Some say the Galaxy succeeded because without public subsidies, the developers were forced to keep it to a manageable size.
Some planners say Hollywood suffers from an unfortunate paradox: The area’s crime, blight and dearth of parking require that commercial rebirth begin in small steps. But at the same time, the area desperately needs a mammoth commercial project to pull in reluctant merchants as well as tourists and shoppers.
“Hollywood needs a regional shopping center, and I think that will be financeable two years from now, where it might not be today” because of the recession, said USC professor Richard Peiser, an expert in urban planning. In the meantime, the Galaxy “is exactly the kind of smaller, incremental project that will help the process along.”
Barton Myers, an architect and planner who lives and works in Hollywood, called the Galaxy project “an important psychological breakthrough,” one that is especially needed now that one cornerstone of the redevelopment effort has died and the other is in jeopardy.
At times, the Galaxy project seemed doomed too.
Over the past six years, it has weathered relentless community concerns and survived obstacles from city agencies that were often pushing it in opposite directions at the same time. It has outlived threats to its financing and ability to attract commercial tenants, and efforts by Metro Rail officials to build a subway under the site.
In the end, the developers were forced to return to the drawing board three times, to scale down the project and change its architecture.
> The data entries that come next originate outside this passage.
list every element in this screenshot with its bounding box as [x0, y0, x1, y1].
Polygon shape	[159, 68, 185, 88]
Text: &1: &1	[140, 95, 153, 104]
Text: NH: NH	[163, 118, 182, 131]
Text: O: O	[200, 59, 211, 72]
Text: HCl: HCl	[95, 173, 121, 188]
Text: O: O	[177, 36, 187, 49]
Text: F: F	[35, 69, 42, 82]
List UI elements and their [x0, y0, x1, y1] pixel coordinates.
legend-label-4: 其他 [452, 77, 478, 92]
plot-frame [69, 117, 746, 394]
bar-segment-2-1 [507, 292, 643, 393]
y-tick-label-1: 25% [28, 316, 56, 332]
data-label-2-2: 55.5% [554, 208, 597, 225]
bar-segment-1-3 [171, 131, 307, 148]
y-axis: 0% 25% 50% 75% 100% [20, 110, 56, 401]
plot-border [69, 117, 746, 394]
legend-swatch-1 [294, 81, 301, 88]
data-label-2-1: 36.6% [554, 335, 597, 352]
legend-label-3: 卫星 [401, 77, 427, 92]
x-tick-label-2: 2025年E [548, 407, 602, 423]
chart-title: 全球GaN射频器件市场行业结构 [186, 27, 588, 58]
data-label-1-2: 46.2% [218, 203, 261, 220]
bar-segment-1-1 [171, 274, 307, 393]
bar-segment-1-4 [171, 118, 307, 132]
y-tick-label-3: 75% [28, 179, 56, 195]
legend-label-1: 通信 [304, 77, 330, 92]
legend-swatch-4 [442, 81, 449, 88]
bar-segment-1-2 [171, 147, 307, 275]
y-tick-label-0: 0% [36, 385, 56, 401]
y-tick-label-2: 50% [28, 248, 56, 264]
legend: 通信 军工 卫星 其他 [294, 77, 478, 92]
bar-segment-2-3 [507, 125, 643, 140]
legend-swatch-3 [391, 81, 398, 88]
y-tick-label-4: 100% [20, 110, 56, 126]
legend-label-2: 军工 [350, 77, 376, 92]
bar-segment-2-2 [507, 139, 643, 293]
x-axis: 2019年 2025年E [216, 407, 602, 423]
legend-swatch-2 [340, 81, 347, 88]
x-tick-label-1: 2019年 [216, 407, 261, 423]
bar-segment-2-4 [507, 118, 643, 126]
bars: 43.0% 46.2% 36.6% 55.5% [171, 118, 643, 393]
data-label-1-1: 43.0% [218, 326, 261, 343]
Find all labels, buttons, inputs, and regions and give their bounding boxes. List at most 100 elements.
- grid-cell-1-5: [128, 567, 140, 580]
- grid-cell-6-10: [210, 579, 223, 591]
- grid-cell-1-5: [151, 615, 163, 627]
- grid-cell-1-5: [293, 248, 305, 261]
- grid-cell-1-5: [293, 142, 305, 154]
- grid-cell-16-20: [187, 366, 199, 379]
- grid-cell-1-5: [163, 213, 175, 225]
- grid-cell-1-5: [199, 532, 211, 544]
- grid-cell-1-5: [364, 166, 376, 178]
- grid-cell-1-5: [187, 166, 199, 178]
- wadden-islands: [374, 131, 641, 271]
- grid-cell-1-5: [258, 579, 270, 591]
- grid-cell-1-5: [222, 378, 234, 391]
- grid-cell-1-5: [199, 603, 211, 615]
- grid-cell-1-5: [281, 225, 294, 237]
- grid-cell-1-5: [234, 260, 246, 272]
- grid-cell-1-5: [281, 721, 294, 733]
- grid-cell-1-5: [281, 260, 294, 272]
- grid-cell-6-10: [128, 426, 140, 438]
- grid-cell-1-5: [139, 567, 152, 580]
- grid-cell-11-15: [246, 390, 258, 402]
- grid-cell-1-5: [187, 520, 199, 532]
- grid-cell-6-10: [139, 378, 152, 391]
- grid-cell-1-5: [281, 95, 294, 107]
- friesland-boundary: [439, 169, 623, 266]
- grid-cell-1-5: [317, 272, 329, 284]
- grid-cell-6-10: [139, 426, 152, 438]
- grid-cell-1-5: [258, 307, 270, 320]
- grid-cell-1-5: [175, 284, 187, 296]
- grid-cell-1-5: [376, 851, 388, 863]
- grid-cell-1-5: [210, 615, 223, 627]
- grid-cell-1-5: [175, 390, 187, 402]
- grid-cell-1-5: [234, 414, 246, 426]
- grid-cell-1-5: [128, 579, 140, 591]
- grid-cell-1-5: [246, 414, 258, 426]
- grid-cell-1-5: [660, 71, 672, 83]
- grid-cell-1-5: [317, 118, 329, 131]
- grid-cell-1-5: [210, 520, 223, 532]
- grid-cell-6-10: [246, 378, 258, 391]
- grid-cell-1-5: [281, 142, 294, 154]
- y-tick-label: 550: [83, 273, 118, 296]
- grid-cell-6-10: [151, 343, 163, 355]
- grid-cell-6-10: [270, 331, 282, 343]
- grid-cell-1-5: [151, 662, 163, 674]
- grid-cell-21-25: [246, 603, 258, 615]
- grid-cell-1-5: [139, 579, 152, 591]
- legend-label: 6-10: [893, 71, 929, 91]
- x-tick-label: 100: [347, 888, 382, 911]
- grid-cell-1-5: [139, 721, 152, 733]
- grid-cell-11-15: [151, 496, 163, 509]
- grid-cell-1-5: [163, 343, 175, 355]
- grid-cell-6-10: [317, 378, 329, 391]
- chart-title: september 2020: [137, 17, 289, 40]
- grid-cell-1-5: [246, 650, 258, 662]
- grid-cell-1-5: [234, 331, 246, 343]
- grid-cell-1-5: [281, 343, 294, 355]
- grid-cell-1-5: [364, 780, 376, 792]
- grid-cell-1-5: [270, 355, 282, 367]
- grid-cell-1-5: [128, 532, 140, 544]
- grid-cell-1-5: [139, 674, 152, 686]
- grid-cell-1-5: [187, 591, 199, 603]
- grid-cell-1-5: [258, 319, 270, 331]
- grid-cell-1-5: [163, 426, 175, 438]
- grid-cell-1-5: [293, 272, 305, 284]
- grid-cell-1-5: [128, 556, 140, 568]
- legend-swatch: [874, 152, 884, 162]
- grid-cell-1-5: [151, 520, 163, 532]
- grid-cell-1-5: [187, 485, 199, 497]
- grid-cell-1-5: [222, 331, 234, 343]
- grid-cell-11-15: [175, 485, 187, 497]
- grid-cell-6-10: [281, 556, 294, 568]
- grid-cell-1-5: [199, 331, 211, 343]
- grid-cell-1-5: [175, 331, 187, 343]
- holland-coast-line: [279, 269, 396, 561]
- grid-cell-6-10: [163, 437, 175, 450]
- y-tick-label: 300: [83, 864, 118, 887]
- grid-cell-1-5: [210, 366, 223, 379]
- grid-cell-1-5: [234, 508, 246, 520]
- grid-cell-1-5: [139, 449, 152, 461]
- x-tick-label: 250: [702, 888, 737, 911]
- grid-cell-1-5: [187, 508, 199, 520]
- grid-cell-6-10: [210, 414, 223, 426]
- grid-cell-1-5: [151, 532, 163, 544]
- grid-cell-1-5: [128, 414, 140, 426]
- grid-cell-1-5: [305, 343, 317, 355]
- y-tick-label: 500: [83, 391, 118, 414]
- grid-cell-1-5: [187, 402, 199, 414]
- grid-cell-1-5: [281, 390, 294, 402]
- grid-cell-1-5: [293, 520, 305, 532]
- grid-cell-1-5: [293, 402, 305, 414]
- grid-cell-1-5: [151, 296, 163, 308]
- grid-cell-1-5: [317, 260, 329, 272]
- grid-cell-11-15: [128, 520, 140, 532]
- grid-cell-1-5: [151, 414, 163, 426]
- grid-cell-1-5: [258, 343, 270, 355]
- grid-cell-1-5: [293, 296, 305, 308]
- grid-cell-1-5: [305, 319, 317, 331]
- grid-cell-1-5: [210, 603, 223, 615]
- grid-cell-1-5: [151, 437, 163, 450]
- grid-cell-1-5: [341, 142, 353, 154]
Those changes forced delays of more than two years and $8 million in cost overruns.
“They’ve faced some rough times, even up to the last few weeks,” conceded Woo. “But it all got worked out.”
Partners Joseph Kornwasser and Jerry Friedman had a particular reason for being so steadfast in finishing the project: They both grew up in or near Hollywood.
“We and the El Capitan don’t want to be the only ones here,” said Kornwasser. “We want to show others it is worthwhile to be here.”